Next up: “maximization of flaws”. Oh my god, how my blood boils. When I worked in the beauty and fashion industries I made it my business to challenge peoples’ beliefs about their real or perceived flaws (fuck measuring!). Women and girls of all ages would come in with a litany of complaints about themselves and ask me to help them minimize this, cover that, hide, reduce, camouflage, or detract from you-name-it. Some would simply recite a list of everything they believed was wrong with their face and/or body while staring at themselves with exasperation and dislike in the mirror. While women’s insecurities are great for selling products, my feeling that positive face and body image help create a healthier society trumped my paycheck every time. It’s that serious to me. People pointing out, or enumerating in some way perceived flaws in another person’s appearance is a form of violence.
We then come to “stains and wrinkles”, which is extremely touchy. While I agree that wearing clean, unwrinkled clothing to a non-manual labor job looks more professional, this category targets people living in impoverished circumstances and those battling major mental health issues. I’ll illustrate. A friend who is a high school teacher once complained to me about a student in one of her classes who was totally weird and gross because she wore the same clothes day after day, and what was wrong with her? I slapped my forehead at my friend’s blissful ignorance of the way other people live, and her privilege. I wanted to help broaden her worldview to include the signs of kids who might need help outside the lesson plan as I explained that there are many factors why a teenager might not change her clothes. She may be depressed to the point of total inertia, unable to get out of her clothes at night, or change them in the morning. She may be struggling with obsessive-compulsive disorder, in her mind the clothing holding some type of special protection against her anxieties. She may live in a chaotic home where her parents are out doing drugs and aren’t home to help her keep clean, or are disorganized to the point where laundry isn’t done. My friend’s eyes widened and she covered her mouth in shock as I piled on more and more reasons. Let’s think twice about this one. Does anyone really want to show up for work or school in stained or wrinkled clothing, given the choice and wherewithal?
Finally, the blatant “wrong size”. Why? We have got to spend our time and energy on things that matter, like taking care of ourselves, being kind to each other and doing our best to create a better world. We’ve all bought a size that isn’t right. We’ve all been sold the incorrect size. When I was fifteen there was a pair of silver platform high heels I could not live without, and my size was sold out. I bought them half a size too small, and suffered like hell each time I wore them. We’re so hung up on a size as a gender it’s become a form of insanity. When I was selling special occasions dresses at Nordstrom, getting a woman or girl to try on what I called the “next size” (never, ever bigger) often created a palpable sense of defeat in the fitting room.

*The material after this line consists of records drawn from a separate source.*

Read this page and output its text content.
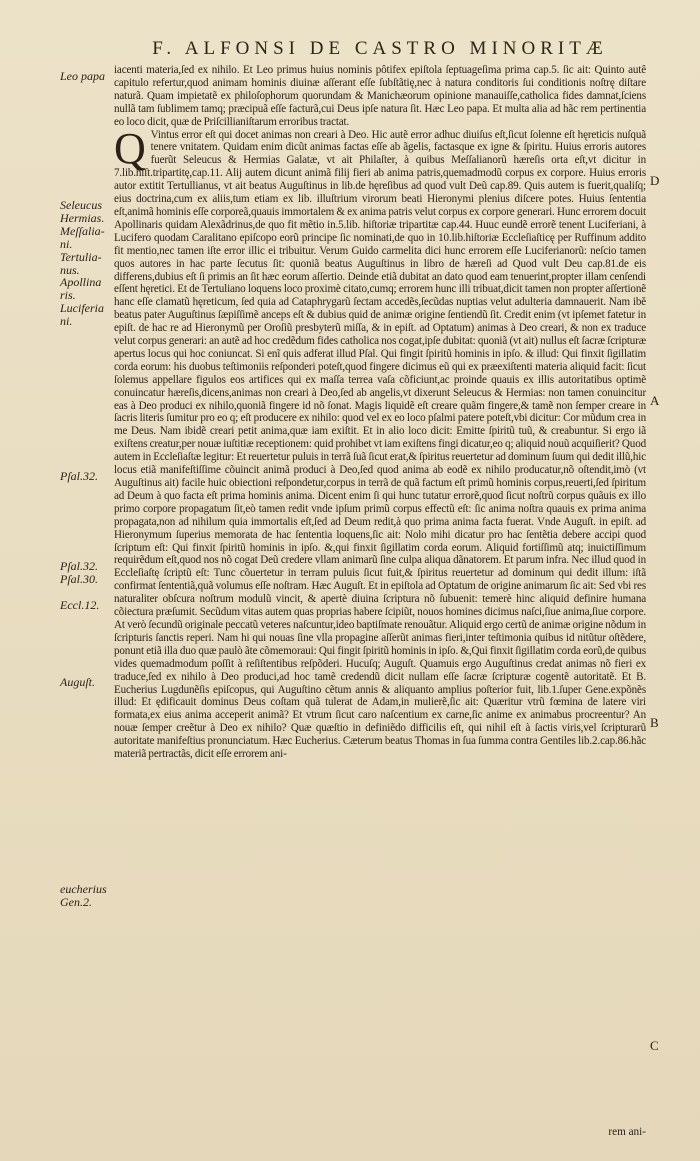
F. ALFONSI DE CASTRO MINORITÆ
Leo papa
Seleucus
Hermias.
Meſſalia-
ni.
Tertulia-
nus.
Apollina
ris.
Luciferia
ni.
Pſal.32.
Pſal.32.
Pſal.30.
Eccl.12.
Auguſt.
eucherius
Gen.2.

iacenti materia,ſed ex nihilo. Et Leo primus huius nominis pôtifex epiſtola ſeptuageſima prima cap.5. ſic ait: Quinto autê capitulo refertur,quod animam hominis diuinæ aſſerant eſſe ſubſtãtię,nec à natura conditoris ſui conditionis noſtrę diſtare naturã. Quam impietatẽ ex philoſophorum quorundam & Manichæorum opinione manauiſſe,catholica fides damnat,ſciens nullã tam ſublimem tamq; præcipuã eſſe facturã,cui Deus ipſe natura ſit. Hæc Leo papa. Et multa alia ad hãc rem pertinentia eo loco dicit, quæ de Priſcillianiſtarum erroribus tractat.

Q Vintus error eſt qui docet animas non creari à Deo. Hic autẽ error adhuc diuiſus eſt,ſicut ſolenne eſt hęreticis nuſquã tenere vnitatem. Quidam enim dicũt animas factas eſſe ab ãgelis, factasque ex igne & ſpiritu. Huius erroris autores fuerũt Seleucus & Hermias Galatæ, vt ait Philaſter, à quibus Meſſalianorũ hæreſis orta eſt,vt dicitur in 7.lib.hiſt.tripartitę,cap.11. Alij autem dicunt animã filij fieri ab anima patris,quemadmodũ corpus ex corpore. Huius erroris autor extitit Tertullianus, vt ait beatus Auguſtinus in lib.de hęreſibus ad quod vult Deũ cap.89. Quis autem is fuerit,qualiſq; eius doctrina,cum ex aliis,tum etiam ex lib. illuſtrium virorum beati Hieronymi plenius diſcere potes. Huius ſententia eſt,animã hominis eſſe corporeã,quauis immortalem & ex anima patris velut corpus ex corpore generari. Hunc errorem docuit Apollinaris quidam Alexãdrinus,de quo fit mẽtio in.5.lib. hiſtoriæ tripartitæ cap.44. Huuc eundẽ errorẽ tenent Luciferiani, à Lucifero quodam Caralitano epiſcopo eorũ principe ſic nominati,de quo in 10.lib.hiſtoriæ Eccleſiaſticę per Ruffinum addito fit mentio,nec tamen iſte error illic ei tribuitur. Verum Guido carmelita dici hunc errorem eſſe Luciferianorũ: neſcio tamen quos autores in hac parte ſecutus ſit: quoniã beatus Auguſtinus in libro de hæreſi ad Quod vult Deu cap.81.de eis differens,dubius eſt ſi primis an ſit hæc eorum aſſertio. Deinde etiã dubitat an dato quod eam tenuerint,propter illam cenſendi eſſent hęretici. Et de Tertuliano loquens loco proximè citato,cumq; errorem hunc illi tribuat,dicit tamen non propter aſſertionẽ hanc eſſe clamatũ hęreticum, ſed quia ad Cataphrygarũ ſectam accedẽs,ſecũdas nuptias velut adulteria damnauerit. Nam ibĕ beatus pater Auguſtinus ſæpiſſimẽ anceps eſt & dubius quid de animæ origine ſentiendũ ſit. Credit enim (vt ipſemet fatetur in epiſt. de hac re ad Hieronymũ per Oroſiũ presbyterũ miſſa, & in epiſt. ad Optatum) animas à Deo creari, & non ex traduce velut corpus generari: an autẽ ad hoc credẽdum fides catholica nos cogat,ipſe dubitat: quoniã (vt ait) nullus eſt ſacræ ſcripturæ apertus locus qui hoc coniuncat. Si enĩ quis adferat illud Pſal. Qui fingit ſpiritũ hominis in ipſo. & illud: Qui finxit ſigillatim corda eorum: his duobus teſtimoniis reſponderi poteſt,quod fingere dicimus eũ qui ex præexiſtenti materia aliquid facit: ſicut ſolemus appellare figulos eos artifices qui ex maſſa terrea vaſa cõficiunt,ac proinde quauis ex illis autoritatibus optimẽ conuincatur hæreſis,dicens,animas non creari à Deo,ſed ab angelis,vt dixerunt Seleucus & Hermias: non tamen conuincitur eas à Deo produci ex nihilo,quoniã fingere id nõ ſonat. Magis liquidẽ eſt creare quãm fingere,& tamẽ non ſemper creare in ſacris literis ſumitur pro eo q; eſt producere ex nihilo: quod vel ex eo loco pſalmi patere poteſt,vbi dicitur: Cor mũdum crea in me Deus. Nam ibidẽ creari petit anima,quæ iam exiſtit. Et in alio loco dicit: Emitte ſpiritũ tuũ, & creabuntur. Si ergo iã exiſtens creatur,per nouæ iuſtitiæ receptionem: quid prohibet vt iam exiſtens fingi dicatur,eo q; aliquid nouũ acquiſierit? Quod autem in Eccleſiaſtæ legitur: Et reuertetur puluis in terrã ſuã ſicut erat,& ſpiritus reuertetur ad dominum ſuum qui dedit illũ,hic locus etiã manifeſtiſſime cõuincit animã produci à Deo,ſed quod anima ab eodẽ ex nihilo producatur,nõ oſtendit,imò (vt Auguſtinus ait) facile huic obiectioni reſpondetur,corpus in terrã de quã factum eſt primũ hominis corpus,reuerti,ſed ſpiritum ad Deum à quo facta eſt prima hominis anima. Dicent enim ſi qui hunc tutatur errorẽ,quod ſicut noſtrũ corpus quãuis ex illo primo corpore propagatum ſit,eò tamen redit vnde ipſum primũ corpus effectũ eſt: ſic anima noſtra quauis ex prima anima propagata,non ad nihilum quia immortalis eſt,ſed ad Deum redit,à quo prima anima facta fuerat. Vnde Auguſt. in epiſt. ad Hieronymum ſuperius memorata de hac ſententia loquens,ſic ait: Nolo mihi dicatur pro hac ſentẽtia debere accipi quod ſcriptum eſt: Qui finxit ſpiritũ hominis in ipſo. &,qui finxit ſigillatim corda eorum. Aliquid fortiſſimũ atq; inuictiſſimum requirẽdum eſt,quod nos nõ cogat Deũ credere vllam animarũ ſine culpa aliqua dãnatorem. Et parum infra. Nec illud quod in Eccleſiaſtę ſcriptũ eſt: Tunc cõuertetur in terram puluis ſicut fuit,& ſpiritus reuertetur ad dominum qui dedit illum: iſtã confirmat ſententiã,quã volumus eſſe noſtram. Hæc Auguſt. Et in epiſtola ad Optatum de origine animarum ſic ait: Sed vbi res naturaliter obſcura noſtrum modulũ vincit, & apertè diuina ſcriptura nõ ſubuenit: temerè hinc aliquid definire humana cõiectura præſumit. Secũdum vitas autem quas proprias habere ſcipiũt, nouos homines dicimus naſci,ſiue anima,ſiue corpore. At verò ſecundũ originale peccatũ veteres naſcuntur,ideo baptiſmate renouãtur. Aliquid ergo certũ de animæ origine nõdum in ſcripturis ſanctis reperi. Nam hi qui nouas ſine vlla propagine aſſerũt animas fieri,inter teſtimonia quibus id nitũtur oſtẽdere, ponunt etiã illa duo quæ paulò ãte cõmemoraui: Qui fingit ſpiritũ hominis in ipſo. &,Qui finxit ſigillatim corda eorũ,de quibus vides quemadmodum poſſit à reſiſtentibus reſpõderi. Hucuſq; Auguſt. Quamuis ergo Auguſtinus credat animas nõ fieri ex traduce,ſed ex nihilo à Deo produci,ad hoc tamẽ credendũ dicit nullam eſſe ſacræ ſcripturæ cogentẽ autoritatẽ. Et B. Eucherius Lugdunẽſis epiſcopus, qui Auguſtino cẽtum annis & aliquanto amplius poſterior fuit, lib.1.ſuper Gene.expõnẽs illud: Et ędificauit dominus Deus coſtam quã tulerat de Adam,in mulierẽ,ſic ait: Quæritur vtrũ fœmina de latere viri formata,ex eius anima acceperit animã? Et vtrum ſicut caro naſcentium ex carne,ſic anime ex animabus procreentur? An nouæ ſemper creẽtur à Deo ex nihilo? Quæ quæſtio in definiẽdo difficilis eſt, qui nihil eſt à ſactis viris,vel ſcripturarũ autoritate manifeſtius pronunciatum. Hæc Eucherius. Cæterum beatus Thomas in ſua ſumma contra Gentiles lib.2.cap.86.hãc materiã pertractãs, dicit eſſe errorem ani-

rem ani-
D
A
B
C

It’s purely psychological. Sometimes the number inside the tag is directly connected to our self-esteem to the point that looking great in the next size doesn’t matter. Taking those feelings outside our own closets or dressing rooms, and perpetrating them on other women is wrong. We have got to stop obsessing about size, ours and others’.
I’m going to amend the statement at the bottom of the citation to “It’s Better That You Know You Have Value, Independent Of Fashion”. Let this become a mantra, and I promise next time I see a woman with “peekaboo undergarments” I’ll stop fixating, and think of something kind instead.
Yeah, I don’t think most of these “funny” things are that “funny”. I like sarcasm a lot but I don’t like that there’s a whole gift industry that capitalizes on being mean (have you seen the passive aggressive parking citations?). I can’t even watch movies or TV shows where someone is getting bullied. I just don’t think it’s funny!
At any rate, I still struggle with this. I was at the gym this morning observing some questionable fashion choices (mostly ones that neglected the decency factor, and things were visible that maybe shouldn’t be) and working hard on not being hateful. It’s a constant struggle, not made any easier by the media!!